Anthony Willis, senior economist at Columbia Threadneedle Investments, says: “Over the weekend the Iranians said the Strait of Hormuz is closed once again. Conversely, the US said the waterway is open for international shipping to transit freely. But it depends on your appetite for risk on whether you want to leave the Gulf and sail through the Strait of Hormuz right now. Indeed, if we look at the memorandum of understanding signed in the middle of last month, that set out 30 days for shipping to return to normality, which would be the end of this week.”

The oil price reflects that uncertainty. It has risen around 10% to just under $80 a barrel. This is a long way from its highs during the peak of the crisis, when brent crude hit almost $110. There is no doubt that having the Strait open for the past few weeks has deferred the problem somewhat, but it remains volatile. 

The pattern for financial markets has been familiar. Stock markets have sold off a little, then decided that it doesn’t matter as much as they thought and they only really care about AI anyway.
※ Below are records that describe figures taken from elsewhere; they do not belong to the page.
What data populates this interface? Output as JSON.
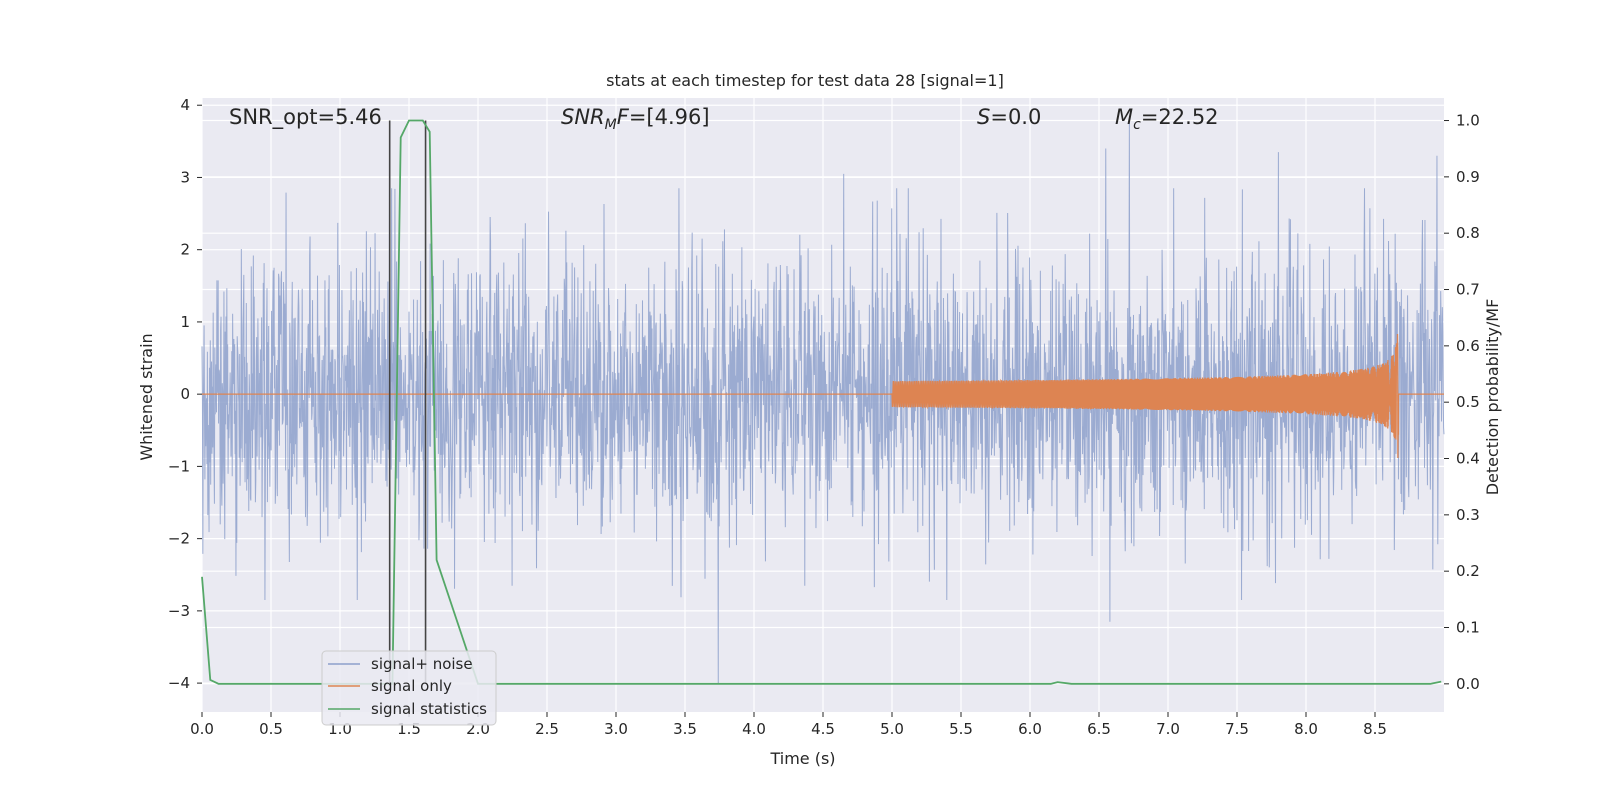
{
  "chart_data": {
    "type": "line",
    "title": "stats at each timestep for test data 28 [signal=1]",
    "xlabel": "Time (s)",
    "ylabel": "Whitened strain",
    "ylabel_right": "Detection probability/MF",
    "xlim": [
      0,
      9.0
    ],
    "ylim": [
      -4.4,
      4.1
    ],
    "ylim_right": [
      -0.05,
      1.04
    ],
    "x_ticks": [
      "0.0",
      "0.5",
      "1.0",
      "1.5",
      "2.0",
      "2.5",
      "3.0",
      "3.5",
      "4.0",
      "4.5",
      "5.0",
      "5.5",
      "6.0",
      "6.5",
      "7.0",
      "7.5",
      "8.0",
      "8.5"
    ],
    "y_ticks": [
      "−4",
      "−3",
      "−2",
      "−1",
      "0",
      "1",
      "2",
      "3",
      "4"
    ],
    "y_ticks_right": [
      "0.0",
      "0.1",
      "0.2",
      "0.3",
      "0.4",
      "0.5",
      "0.6",
      "0.7",
      "0.8",
      "0.9",
      "1.0"
    ],
    "annotations": {
      "snr_opt": "SNR_opt=5.46",
      "snr_mf_main": "SNR",
      "snr_mf_sub": "M",
      "snr_mf_f": "F",
      "snr_mf_value": "=[4.96]",
      "s_symbol": "S",
      "s_value": "=0.0",
      "mc_symbol": "M",
      "mc_sub": "c",
      "mc_value": "=22.52"
    },
    "legend_position": "lower-left",
    "series": [
      {
        "name": "signal+ noise",
        "color": "#8da0cb",
        "noise_sigma": 0.95,
        "peaks": [
          {
            "x": 1.36,
            "y": 3.7
          },
          {
            "x": 3.74,
            "y": -4.0
          },
          {
            "x": 4.65,
            "y": 3.05
          },
          {
            "x": 6.55,
            "y": 3.4
          },
          {
            "x": 6.72,
            "y": 3.75
          },
          {
            "x": 6.58,
            "y": -3.15
          },
          {
            "x": 7.8,
            "y": 3.35
          },
          {
            "x": 8.95,
            "y": 3.3
          }
        ]
      },
      {
        "name": "signal only",
        "color": "#dd8452",
        "chirp_start_x": 5.0,
        "chirp_end_x": 8.67,
        "chirp_peak_amplitude": 1.0
      },
      {
        "name": "signal statistics",
        "color": "#55a868",
        "axis": "right",
        "x": [
          0.0,
          0.06,
          0.12,
          0.5,
          1.0,
          1.3,
          1.38,
          1.44,
          1.5,
          1.6,
          1.65,
          1.7,
          2.0,
          4.0,
          6.0,
          6.15,
          6.2,
          6.3,
          7.0,
          8.0,
          8.9,
          8.98
        ],
        "y": [
          0.19,
          0.007,
          0.0,
          0.0,
          0.0,
          0.0,
          0.0,
          0.97,
          1.0,
          1.0,
          0.98,
          0.22,
          0.0,
          0.0,
          0.0,
          0.0,
          0.003,
          0.0,
          0.0,
          0.0,
          0.0,
          0.004
        ]
      }
    ],
    "vertical_markers": {
      "color": "#444444",
      "x": [
        1.36,
        1.62
      ],
      "y_range_right": [
        0.0,
        1.0
      ]
    }
  }
}
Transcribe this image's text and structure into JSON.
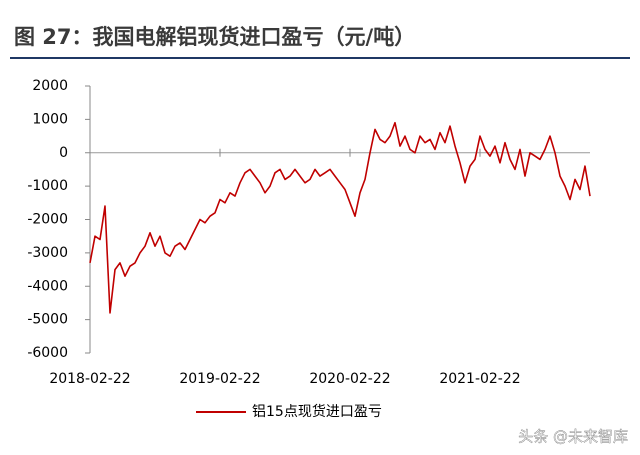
{
  "chart_data": {
    "type": "line",
    "title": "图 27：我国电解铝现货进口盈亏（元/吨）",
    "watermark": "头条 @未来智库",
    "categories": [
      "2018-02-22",
      null,
      null,
      null,
      null,
      null,
      null,
      null,
      null,
      null,
      null,
      null,
      null,
      null,
      null,
      null,
      null,
      null,
      null,
      null,
      null,
      null,
      null,
      null,
      null,
      null,
      "2019-02-22",
      null,
      null,
      null,
      null,
      null,
      null,
      null,
      null,
      null,
      null,
      null,
      null,
      null,
      null,
      null,
      null,
      null,
      null,
      null,
      null,
      null,
      null,
      null,
      null,
      null,
      "2020-02-22",
      null,
      null,
      null,
      null,
      null,
      null,
      null,
      null,
      null,
      null,
      null,
      null,
      null,
      null,
      null,
      null,
      null,
      null,
      null,
      null,
      null,
      null,
      null,
      null,
      null,
      "2021-02-22",
      null,
      null,
      null,
      null,
      null,
      null,
      null,
      null,
      null,
      null,
      null,
      null,
      null,
      null,
      null,
      null,
      null,
      null,
      null,
      null,
      null,
      null
    ],
    "series": [
      {
        "name": "铝15点现货进口盈亏",
        "color": "#c00000",
        "values": [
          -3300,
          -2500,
          -2600,
          -1600,
          -4800,
          -3500,
          -3300,
          -3700,
          -3400,
          -3300,
          -3000,
          -2800,
          -2400,
          -2800,
          -2500,
          -3000,
          -3100,
          -2800,
          -2700,
          -2900,
          -2600,
          -2300,
          -2000,
          -2100,
          -1900,
          -1800,
          -1400,
          -1500,
          -1200,
          -1300,
          -900,
          -600,
          -500,
          -700,
          -900,
          -1200,
          -1000,
          -600,
          -500,
          -800,
          -700,
          -500,
          -700,
          -900,
          -800,
          -500,
          -700,
          -600,
          -500,
          -700,
          -900,
          -1100,
          -1500,
          -1900,
          -1200,
          -800,
          0,
          700,
          400,
          300,
          500,
          900,
          200,
          500,
          100,
          0,
          500,
          300,
          400,
          100,
          600,
          300,
          800,
          200,
          -300,
          -900,
          -400,
          -200,
          500,
          100,
          -100,
          200,
          -300,
          300,
          -200,
          -500,
          100,
          -700,
          0,
          -100,
          -200,
          100,
          500,
          0,
          -700,
          -1000,
          -1400,
          -800,
          -1100,
          -400,
          -1300
        ]
      }
    ],
    "ylim": [
      -6000,
      2000
    ],
    "yticks": [
      2000,
      1000,
      0,
      -1000,
      -2000,
      -3000,
      -4000,
      -5000,
      -6000
    ],
    "zero_line": true
  }
}
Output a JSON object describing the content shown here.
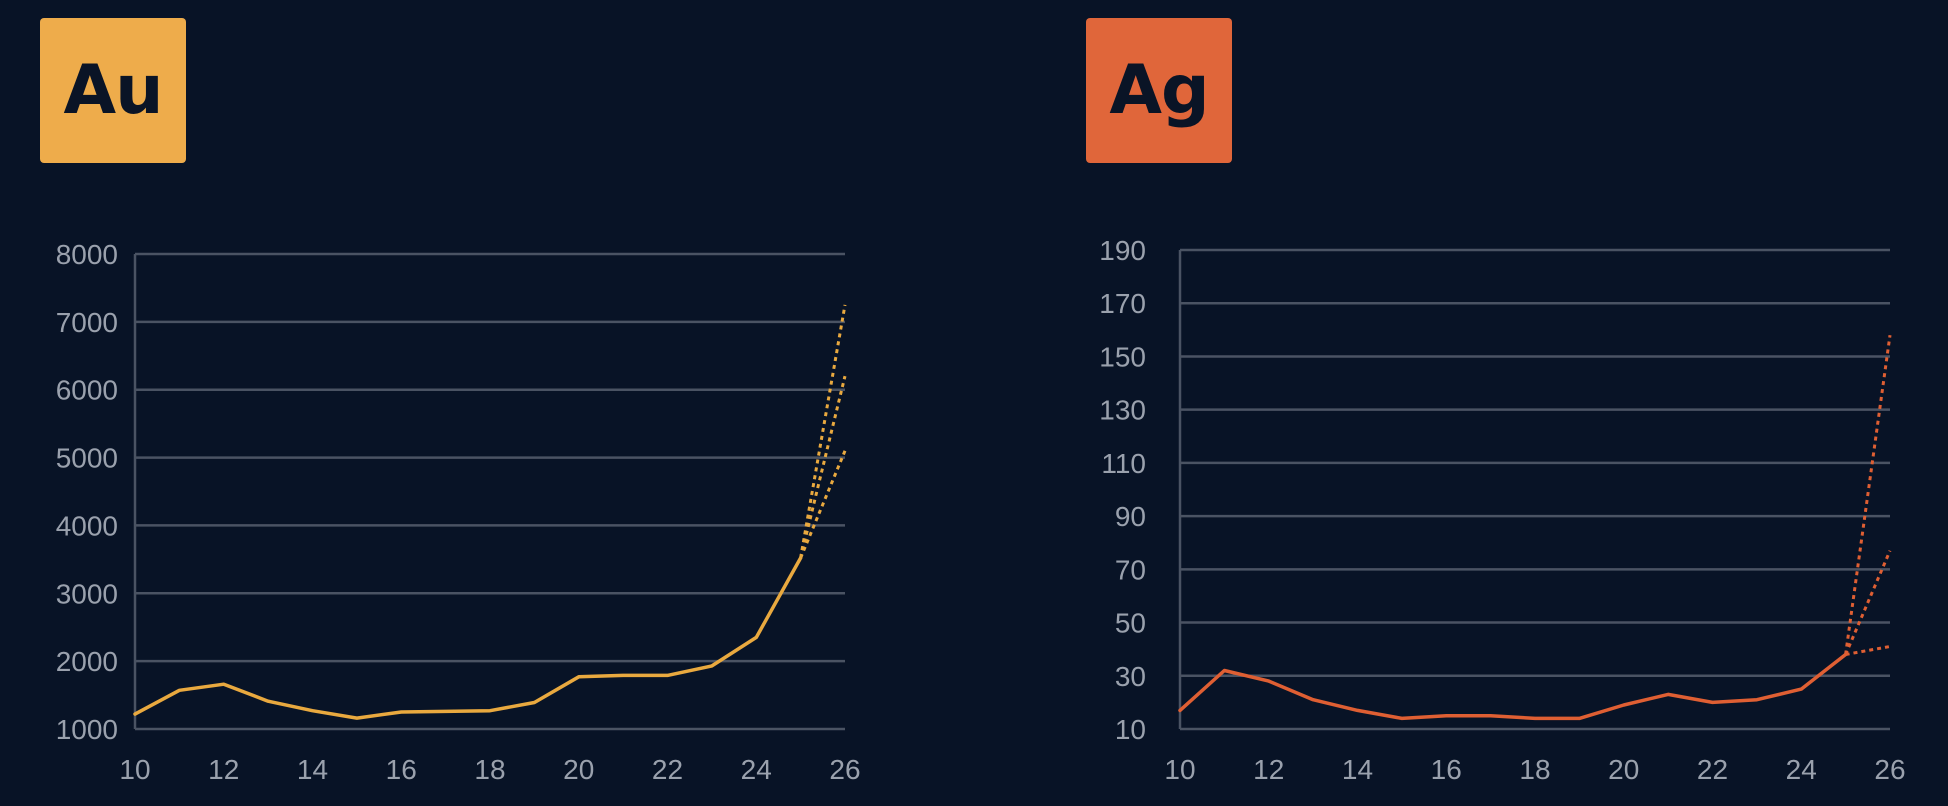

The S&P 500 is up around 1% over the week and 1.8% over the month. 

Bond markets remain the release valve for tensions over the Strait. The UK 10 year gilt spiked to over 5% this week, giving Andy Burnham’s incoming Chancellor an uncomfortable welcome. Willis says: “When we look at the eurozone, the Bank of England and for the US Federal Reserve, markets are now fully pricing a rate hike for all three of those by the end of October. And that really implies that inflationary expectations are going to be shifting as oil prices push higher once again.”

These rate rises do not look inevitable. The latest US inflation reading undershot for June. It wasn’t just lower energy costs driving the weakness, prices for shelter, goods and services also appeared under control. Once again, bond markets are fulfilling the ‘shoot first, ask questions later’ role traditionally adopted by stock markets.